Questa prima Tesi di Specializzazione svolta in seno alla Scuola di Specializzazione in Beni Architettonici e del Paesaggio pubblicata, condotta da Elena Ceccarelli, Anna Dorigoni e Vanessa Mazzini con la supervisione di Maurizio De Vita e Riccardo Renzi, ha riguardato uno dei più attuali temi di ricerca, ossia il recupero e la conservazione del patrimonio culturale ereditato dal Moderno. La Tesi, in accordo con Direzione Regionale Musei della Toscana e la Fondazione Richard Ginori, ha riguardato un progetto di recupero integrale, dalla ricognizione storica al degrado alle nuove soluzioni progettuali, del Museo Ginori realizzato da Pier Niccolò Berardi nella prima metà degli anni Sessanta a Sesto Fiorentino, per la omonima manifattura ceramica già diretta da Ponti negli anni Venti e Trenta.

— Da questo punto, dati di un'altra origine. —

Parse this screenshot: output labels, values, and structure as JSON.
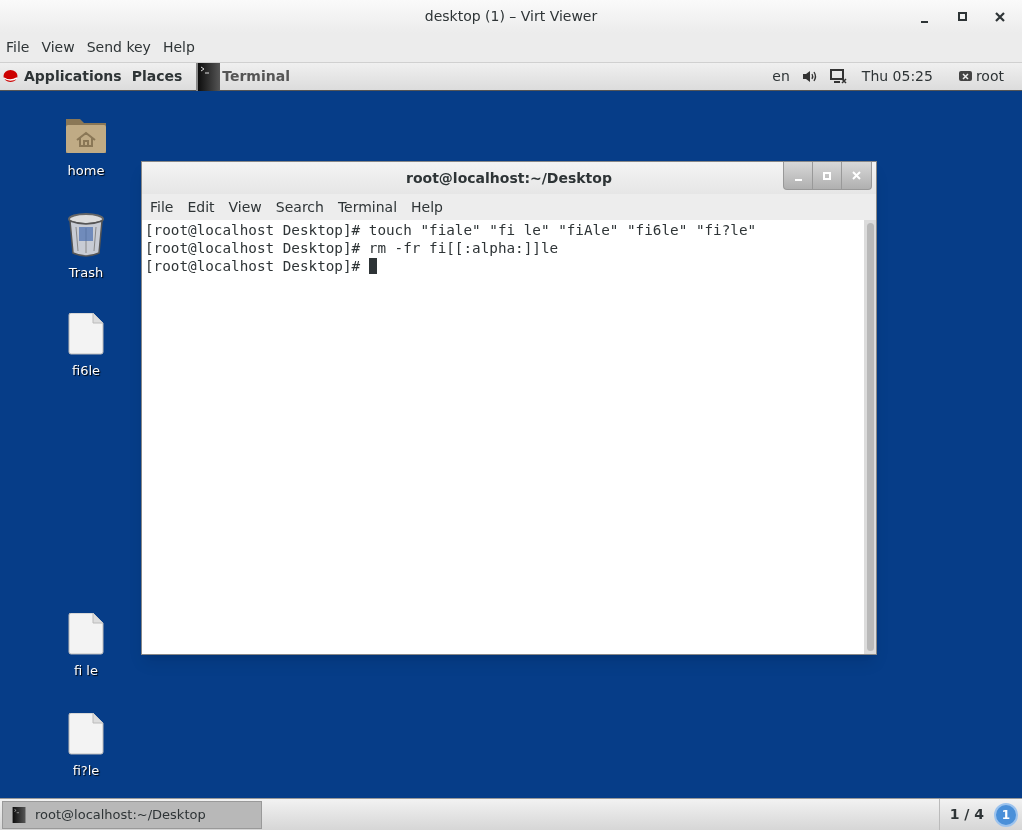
{
  "window": {
    "title": "desktop (1) – Virt Viewer"
  },
  "menu": [
    "File",
    "View",
    "Send key",
    "Help"
  ],
  "top_panel": {
    "left": [
      {
        "kind": "apps",
        "label": "Applications"
      },
      {
        "kind": "places",
        "label": "Places"
      },
      {
        "kind": "task",
        "label": "Terminal"
      }
    ],
    "language": "en",
    "clock": "Thu 05:25",
    "user": "root"
  },
  "desktop_icons": [
    {
      "kind": "folder",
      "label": "home"
    },
    {
      "kind": "trash",
      "label": "Trash"
    },
    {
      "kind": "file",
      "label": "fi6le"
    },
    {
      "kind": "file",
      "label": "fi le"
    },
    {
      "kind": "file",
      "label": "fi?le"
    }
  ],
  "terminal": {
    "title": "root@localhost:~/Desktop",
    "menu": [
      "File",
      "Edit",
      "View",
      "Search",
      "Terminal",
      "Help"
    ],
    "lines": [
      "[root@localhost Desktop]# touch \"fiale\" \"fi le\" \"fiAle\" \"fi6le\" \"fi?le\"",
      "[root@localhost Desktop]# rm -fr fi[[:alpha:]]le",
      "[root@localhost Desktop]# "
    ],
    "cursor_visible": true
  },
  "bottom_panel": {
    "task": "root@localhost:~/Desktop",
    "workspace": "1 / 4",
    "notifications": "1"
  }
}
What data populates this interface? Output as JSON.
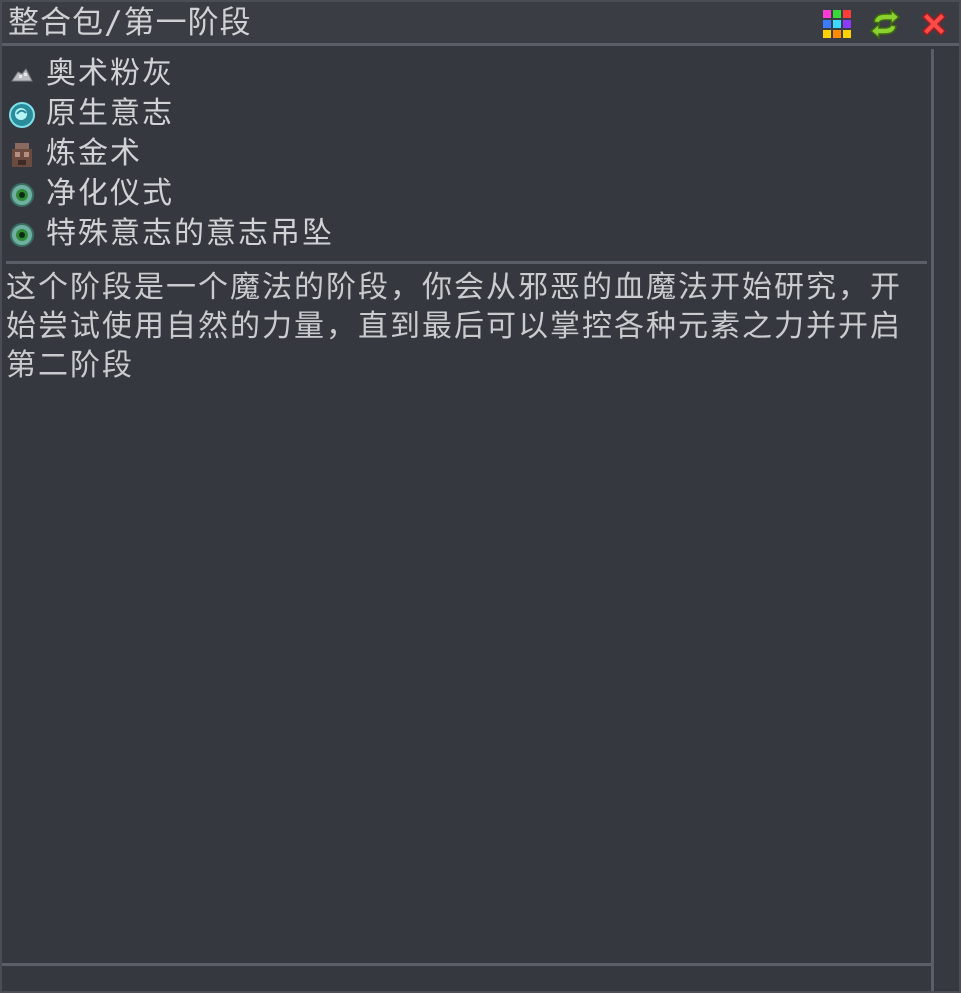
{
  "window": {
    "title": "整合包/第一阶段"
  },
  "toolbar": {
    "buttons": [
      {
        "icon": "grid-icon",
        "colors": [
          "#ff3b3b",
          "#ffd200",
          "#3b7bff",
          "#38d838",
          "#ff5bd6",
          "#3bd9ff"
        ]
      },
      {
        "icon": "refresh-icon",
        "color": "#8bd12f"
      },
      {
        "icon": "close-icon",
        "color": "#ff4a4a"
      }
    ]
  },
  "tasks": [
    {
      "label": "奥术粉灰",
      "icon": "arcane-dust-icon"
    },
    {
      "label": "原生意志",
      "icon": "raw-will-icon"
    },
    {
      "label": "炼金术",
      "icon": "alchemy-icon"
    },
    {
      "label": "净化仪式",
      "icon": "purification-ritual-icon"
    },
    {
      "label": "特殊意志的意志吊坠",
      "icon": "will-pendant-icon"
    }
  ],
  "description": "这个阶段是一个魔法的阶段，你会从邪恶的血魔法开始研究，开始尝试使用自然的力量，直到最后可以掌控各种元素之力并开启第二阶段"
}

Elena Ceccarelli, Architetto, dopo la laurea ha conseguito il diploma di specializzazione in Beni architettonici e del paesaggio. Cultore della Materia nei corsi di Progettazione Architettonica e Urbana è attualmente Borsista di Ricerca presso il Dipartimento di Architettura - DIDA dell’Università degli Studi di Firenze.

Anna Dorigoni , Architetto specializzata in restauro monumentale, collabora a diversi interventi conservativi su beni tutelati. Dopo la laurea in Architettura ha conseguito il diploma biennale di Specializzazione in Beni Architettonici e del Paesaggio presso l’Università degli studi di Firenze e frequentato un tirocinio professionale presso la Soprintendenza Archeologia, Belle Arti e Paesaggio di Firenze.

Vanessa Mazzini, Laureata in Architettura presso l’Università degli Studi di Firenze, successivamente ha conseguito la laurea in Scienze dei Beni Culturali e poi in Storia dell’Arte presso l’Università degli Studi di Siena. Negli anni successivi si è diplomata presso la Scuola di specializzazione biennale in Beni storico-artistici (UNISI) e presso la di Scuola di Specializzazione biennale in Beni Architettonici e del Paesaggio (UNIFI). Dal 2009 è Funzionario Architetto presso la Soprintendenza Archeologia Belle Arti e Paesaggio delle province di Siena, Grosseto e Arezzo dove svolge attualmente il ruolo di Responsabile dell’Area IV Patrimonio Architettonico.